Sellafield aynı zamanda ONR’nin özel önlemleri altında olmaya devam ediyor; ONR, en son yıllık raporunda kuruluşun siber direncini artırma yönünde önemli ilerleme kaydettiğini ancak gözetimini gevşetme konusunda yetersiz kaldığını belirtti. Muhafız ONR’nin şu anda Sellafield’deki bazı kişileri yargılamaya hazırlandığını iddia etti.

Tehdit istihbaratı uzmanı Centripetal’den Fergal Lyons, Sellafield’deki güvenlik önlemlerindeki kusurun doğru olduğu kanıtlanırsa “ilgili bir gözetim” anlamına geldiğini söyledi ve bunun özellikle ONR tarafından fark edilmemiş olmasının endişe verici olduğunu ekledi. uzun.

“Bu durum, küresel çapta saldırganlar tarafından sürekli kuşatma altında olan herhangi bir yüksek değerli tesisin korunması gibi göz korkutucu bir görevin altını çiziyor” dedi. “Bu tehditlerle mücadele etmek, bu saldırganların nereden geldiklerini ve kim olduklarını tespit etme ve anlama konusunda derinlemesine bir incelemeyi gerektiriyor. Dünya çapındaki siber saldırıların %95’inden fazlasında, etkili bir şekilde kullanıldığında saldırının yıkıcı etkisini hafifletebilecek bir tür tehdit istihbaratının mevcut olduğunu belirtmek önemlidir.

“Geleneksel siber güvenlik savunmaları, fidye yazılımı saldırıları ve veri ihlallerindeki artışta açıkça görüldüğü gibi, birçok cephede başarısız oluyor ve mevcut savunma stratejilerimizin sektör çapında yeniden değerlendirilmesi gerektiğine işaret ediyor.”

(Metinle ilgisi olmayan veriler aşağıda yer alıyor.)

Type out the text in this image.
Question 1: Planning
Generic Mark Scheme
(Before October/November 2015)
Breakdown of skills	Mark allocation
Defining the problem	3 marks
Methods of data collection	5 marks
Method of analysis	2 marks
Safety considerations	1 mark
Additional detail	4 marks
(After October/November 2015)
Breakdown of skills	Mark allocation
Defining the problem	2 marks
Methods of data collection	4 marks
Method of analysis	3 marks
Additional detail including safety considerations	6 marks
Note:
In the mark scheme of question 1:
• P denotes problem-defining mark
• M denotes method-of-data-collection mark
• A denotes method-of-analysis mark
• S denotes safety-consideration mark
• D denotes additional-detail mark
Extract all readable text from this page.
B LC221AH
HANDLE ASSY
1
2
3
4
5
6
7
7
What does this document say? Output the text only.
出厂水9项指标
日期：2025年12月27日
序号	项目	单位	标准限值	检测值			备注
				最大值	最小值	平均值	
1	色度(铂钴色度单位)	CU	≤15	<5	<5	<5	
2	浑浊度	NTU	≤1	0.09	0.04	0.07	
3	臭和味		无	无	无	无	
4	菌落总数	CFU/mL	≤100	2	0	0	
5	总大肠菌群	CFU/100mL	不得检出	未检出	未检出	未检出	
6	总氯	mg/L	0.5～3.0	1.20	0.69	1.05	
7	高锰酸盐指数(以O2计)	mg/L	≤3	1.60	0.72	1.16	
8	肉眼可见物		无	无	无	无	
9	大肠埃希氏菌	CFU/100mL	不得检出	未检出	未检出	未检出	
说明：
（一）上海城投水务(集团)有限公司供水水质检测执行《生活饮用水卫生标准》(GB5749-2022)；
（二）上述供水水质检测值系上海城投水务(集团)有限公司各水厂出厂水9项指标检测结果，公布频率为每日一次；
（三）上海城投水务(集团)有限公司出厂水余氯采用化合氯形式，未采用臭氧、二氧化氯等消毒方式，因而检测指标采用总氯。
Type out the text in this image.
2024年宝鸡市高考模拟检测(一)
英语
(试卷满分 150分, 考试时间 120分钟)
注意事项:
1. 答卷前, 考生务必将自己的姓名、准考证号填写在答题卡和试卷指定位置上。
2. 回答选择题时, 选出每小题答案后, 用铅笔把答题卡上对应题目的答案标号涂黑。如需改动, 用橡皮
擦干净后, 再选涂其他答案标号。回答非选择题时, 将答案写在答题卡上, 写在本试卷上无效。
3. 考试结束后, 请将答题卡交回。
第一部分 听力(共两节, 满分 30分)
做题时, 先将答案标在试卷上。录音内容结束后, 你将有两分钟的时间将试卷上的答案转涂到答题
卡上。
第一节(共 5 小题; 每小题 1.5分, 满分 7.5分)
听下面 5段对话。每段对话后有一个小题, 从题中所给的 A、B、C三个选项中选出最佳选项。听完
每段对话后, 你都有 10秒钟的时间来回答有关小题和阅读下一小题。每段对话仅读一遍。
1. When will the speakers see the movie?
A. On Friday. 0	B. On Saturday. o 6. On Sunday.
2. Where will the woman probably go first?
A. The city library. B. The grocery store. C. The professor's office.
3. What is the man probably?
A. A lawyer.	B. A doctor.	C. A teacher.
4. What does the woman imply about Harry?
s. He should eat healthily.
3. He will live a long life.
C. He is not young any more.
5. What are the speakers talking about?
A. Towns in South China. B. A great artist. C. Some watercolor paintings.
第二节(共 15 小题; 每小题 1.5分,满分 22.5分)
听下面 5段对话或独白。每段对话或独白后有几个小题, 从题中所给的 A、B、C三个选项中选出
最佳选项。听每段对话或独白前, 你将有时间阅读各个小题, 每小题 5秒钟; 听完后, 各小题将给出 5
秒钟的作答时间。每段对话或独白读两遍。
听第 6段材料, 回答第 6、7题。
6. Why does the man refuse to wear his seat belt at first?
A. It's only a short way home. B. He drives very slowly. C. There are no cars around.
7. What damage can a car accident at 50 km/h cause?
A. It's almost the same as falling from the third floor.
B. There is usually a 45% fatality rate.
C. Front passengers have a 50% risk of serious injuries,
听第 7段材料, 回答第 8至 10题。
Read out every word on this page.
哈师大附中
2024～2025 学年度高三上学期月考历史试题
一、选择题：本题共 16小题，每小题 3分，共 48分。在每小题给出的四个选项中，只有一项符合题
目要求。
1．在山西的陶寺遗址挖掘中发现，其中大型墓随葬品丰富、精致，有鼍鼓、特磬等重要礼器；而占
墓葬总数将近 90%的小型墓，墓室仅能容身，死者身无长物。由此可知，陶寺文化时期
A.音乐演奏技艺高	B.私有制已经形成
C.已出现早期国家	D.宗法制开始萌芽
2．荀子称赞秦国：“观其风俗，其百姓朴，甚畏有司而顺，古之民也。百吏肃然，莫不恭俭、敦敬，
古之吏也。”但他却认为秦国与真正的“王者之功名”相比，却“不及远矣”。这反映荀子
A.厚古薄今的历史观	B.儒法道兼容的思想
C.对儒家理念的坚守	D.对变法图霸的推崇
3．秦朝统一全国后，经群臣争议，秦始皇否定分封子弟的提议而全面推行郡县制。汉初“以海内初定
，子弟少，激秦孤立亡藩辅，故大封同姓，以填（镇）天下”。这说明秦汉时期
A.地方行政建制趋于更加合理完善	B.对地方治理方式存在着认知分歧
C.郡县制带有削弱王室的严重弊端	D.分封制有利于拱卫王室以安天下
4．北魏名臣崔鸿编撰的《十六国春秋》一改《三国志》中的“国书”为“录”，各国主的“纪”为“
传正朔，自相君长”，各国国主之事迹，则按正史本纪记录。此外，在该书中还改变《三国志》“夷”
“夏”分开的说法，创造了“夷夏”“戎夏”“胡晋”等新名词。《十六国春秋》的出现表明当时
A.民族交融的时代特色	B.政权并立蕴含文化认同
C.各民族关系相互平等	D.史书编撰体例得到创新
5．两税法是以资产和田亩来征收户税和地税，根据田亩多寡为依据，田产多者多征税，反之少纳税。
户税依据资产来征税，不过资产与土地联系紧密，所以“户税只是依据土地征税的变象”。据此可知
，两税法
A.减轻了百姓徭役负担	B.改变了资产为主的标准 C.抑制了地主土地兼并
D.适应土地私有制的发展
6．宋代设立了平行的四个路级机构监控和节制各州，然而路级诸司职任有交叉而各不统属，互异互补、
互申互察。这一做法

EasyDMARC CEO’su ve kurucu ortağı Gerasim Hovhannisyan şunları ekledi: “ONR’nin Sellafield’in siber standartlarını karşılayamadığına dair onayının ardından, yerel ve ulusal düzeydeki yetkililerin siber güvenliğe gereken düzeyde öncelik vermediği açık. ve potansiyel olarak kamu güvenliği üzerinde yaratabileceği önemli etkileri hafife alıyorlar.

“İkincisi, siber suçluların istismar ettiği güvenlik açıklarının 2015 yılına kadar gidebileceği iddiası, insanlar, süreç ve teknoloji açısından tehlikeli bir farkındalık eksikliğine işaret ediyor. Özellikle kritik altyapı söz konusu olduğunda, bir ihlale derhal müdahale edilmesinin ve açık, önceden belirlenmiş bir olay müdahale planının takip edilmesinin önemi göz ardı edilemez.”